Eine erste Antwort findet man schon bei den eben erwähnten Wissenschaftlern selbst[1] :

„MS.de: Ist das auch die Reaktion von Gelehrten aus der islamischen Welt?

[M. Marx]: Das wissen wir bisher nur begrenzt. Wir haben es ein bisschen getestet bei Vorträgen in islamischen Ländern wie der Türkei, Syrien, Iran und Marokko. Es gibt eine Menge Diskussionen, aber die Diskussion ist möglich und das ist ja ganz wichtig. Wir haben sehr viel Positives gehört, aber auch Kritik. Im Iran fand man beispielsweise die Dokumentation von Handschriften irgendwie unwichtig. Einige Leute dort fanden es befremdend und meinten, dass sei doch eigentlich etwas, was für die Muslime keine so große Rolle spiele.“ (Hervorhebung Verf.)

Also die eigentliche Arbeit des Projektes gerät mit einem Axiom in Konflikt – der primär mündlichen Überlieferung des Koran. An diesem Axiom führt wohl kaum ein Weg vorbei. Erwartet man hier allen Ernstes eine künftige Zusammenarbeit?
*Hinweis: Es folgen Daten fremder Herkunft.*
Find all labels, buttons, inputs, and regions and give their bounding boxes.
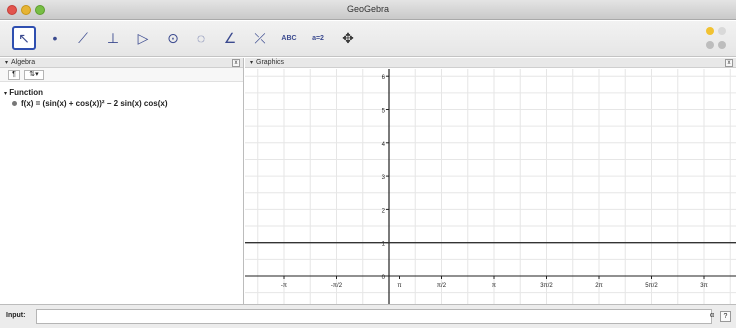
x-tick-label: 3π/2 [540,283,553,289]
category-label: Function [9,88,44,97]
move-tool-icon[interactable]: ↖ [12,26,36,50]
algebra-title: Algebra [11,59,36,66]
algebra-close-button[interactable]: x [232,59,240,67]
help-icon[interactable] [706,41,714,49]
text-tool-icon[interactable]: ABC [277,26,301,50]
function-definition: f(x) = (sin(x) + cos(x))² − 2 sin(x) cos… [21,99,168,108]
slider-tool-icon[interactable]: a=2 [306,26,330,50]
graphics-canvas[interactable]: 6543210-π -π/2 π π/2 π 3π/2 2π 5π/2 3π [245,69,736,304]
collapse-triangle-icon[interactable]: ▾ [250,60,253,66]
polygon-tool-icon[interactable]: ▷ [131,26,155,50]
graphics-panel-header: ▾ Graphics x [245,58,736,68]
point-tool-icon[interactable]: • [43,26,67,50]
x-tick-label: π [492,283,496,289]
redo-icon[interactable] [718,27,726,35]
circle-tool-icon[interactable]: ⊙ [161,26,185,50]
collapse-triangle-icon[interactable]: ▾ [5,60,8,66]
expand-triangle-icon[interactable]: ▾ [4,91,7,97]
input-help-button[interactable]: ? [720,311,731,322]
algebra-panel-header: ▾ Algebra x [0,58,243,68]
visibility-toggle-icon[interactable] [12,101,17,107]
graphics-title: Graphics [256,59,285,66]
toolbar-right-icons [704,25,730,53]
x-tick-label: π [397,283,401,289]
input-field[interactable] [36,309,712,324]
window-title: GeoGebra [346,4,390,14]
input-label: Input: [6,312,26,319]
x-tick-label: -π/2 [331,283,343,289]
algebra-toolbar: ¶ ⇅▾ [0,68,243,82]
x-tick-label: 5π/2 [645,283,658,289]
tree-category-function[interactable]: ▾ Function [4,88,43,97]
auxiliary-objects-icon[interactable]: ¶ [8,70,20,80]
input-bar: Input: α ? [0,304,736,328]
conic-tool-icon[interactable]: ◌ [189,26,213,50]
move-view-tool-icon[interactable]: ✥ [336,26,360,50]
toolbar: ↖ • ⟋ ⊥ ▷ ⊙ ◌ ∠ ⤫ ABC a=2 ✥ [0,21,736,57]
x-tick-label: 2π [595,283,602,289]
angle-tool-icon[interactable]: ∠ [218,26,242,50]
perpendicular-tool-icon[interactable]: ⊥ [101,26,125,50]
x-tick-label: π/2 [437,283,447,289]
line-tool-icon[interactable]: ⟋ [71,26,95,50]
reflect-tool-icon[interactable]: ⤫ [248,26,272,50]
graphics-view[interactable]: ▾ Graphics x 6 5 4 3 2 1 0 -π -π/2 π π/2 π 3π/2 2π 5π/2… [245,58,736,304]
graphics-close-button[interactable]: x [725,59,733,67]
symbol-menu-icon[interactable]: α [710,312,714,319]
sort-by-dropdown-icon[interactable]: ⇅▾ [24,70,44,80]
undo-icon[interactable] [706,27,714,35]
function-item[interactable]: f(x) = (sin(x) + cos(x))² − 2 sin(x) cos… [12,99,167,108]
settings-icon[interactable] [718,41,726,49]
x-tick-label: 3π [700,283,707,289]
x-tick-label: -π [281,283,287,289]
algebra-view: ▾ Algebra x ¶ ⇅▾ ▾ Function f(x) = (sin(x… [0,58,244,304]
title-bar: GeoGebra [0,0,736,20]
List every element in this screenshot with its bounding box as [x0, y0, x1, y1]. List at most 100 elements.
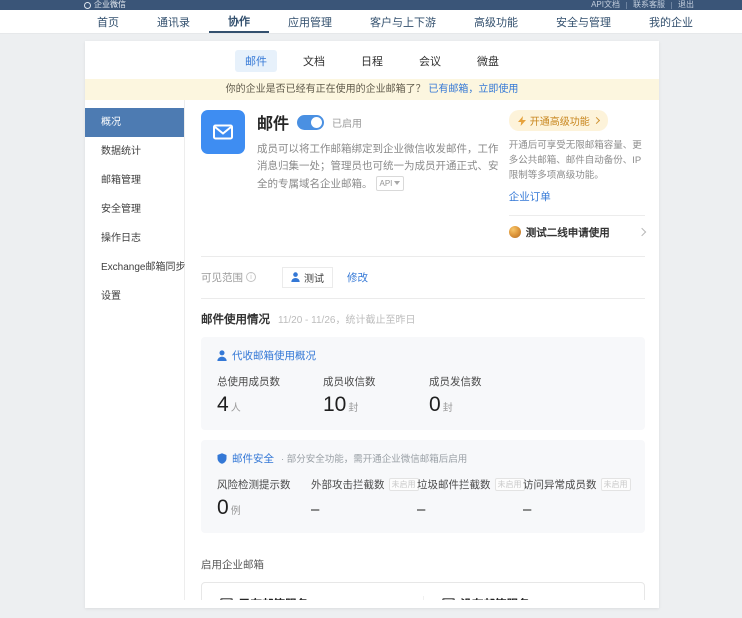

Aber auch renommierte und als besonders kritisch bekannte Presseorgane in Deutschland nehmen Rücksicht. So wurde ein bereits fertig gestellter Bericht zum damals gerade erschienenen Buch von Christoph Luxenberg überraschend nicht gedruckt, dafür aber erschien eine Ausgabe (DER SPIEGEL 23/2001) mit einem den Propheten unklar darstellenden Gemälde auf dem Deckblatt und dem Titel: „Wer war Mohammed – Das Geheimnis des Islam“. In der Einleitung steht unter anderem Folgendes:

„Darf man Allah und seinen Propheten abbilden? Die Mehrheit der Muslime sagt Nein: Gott gar nicht, Mohammed nur ohne ausgeprägte Gesichtszüge. Der SPIEGEL nimmt Rücksicht auf diese religiösen Empfindungen, das Titel-Motiv, von einem unbekannten persischen Künstler im 16. Jahrhundert gemalt, zeigt den Gottgesandten bei seinem Ritt auf einem mythischen Pferd gen Himmel nur in Umrissen.“ (Hervorhebung Verf.)

Diese Rücksichtnahme ist wohl eher ungewöhnlich - Schiiten kennen dieses Verbot ja wie gesagt nicht und das Verbot der Darstellung des Propheten kann ja wohl nur für Muslime selbst, nicht aber für Außenstehende gelten. Doch werden solche Freundlichkeiten denn auch in der islamischen Welt honoriert? Zunächst mag es so aussehen, hierfür soll ein Bericht von Stefan Wild über eine schon länger zurück liegende Reise die Indizien liefern[2] :

„So war es eine kleine Sensation, als den Bonner Orientalisten Stefan Wild, 70, eine Einladung nach Saudi-Arabien erreichte. Der Professor für Semitische Philologie und Islamwissenschaft an der Universität Bonn gilt als Koryphäe für die Geschichte der Offenbarung. In das streng abgeschottete "Herzland des Islam" schaffte es Wild im vergangenen Jahr zum ersten Mal.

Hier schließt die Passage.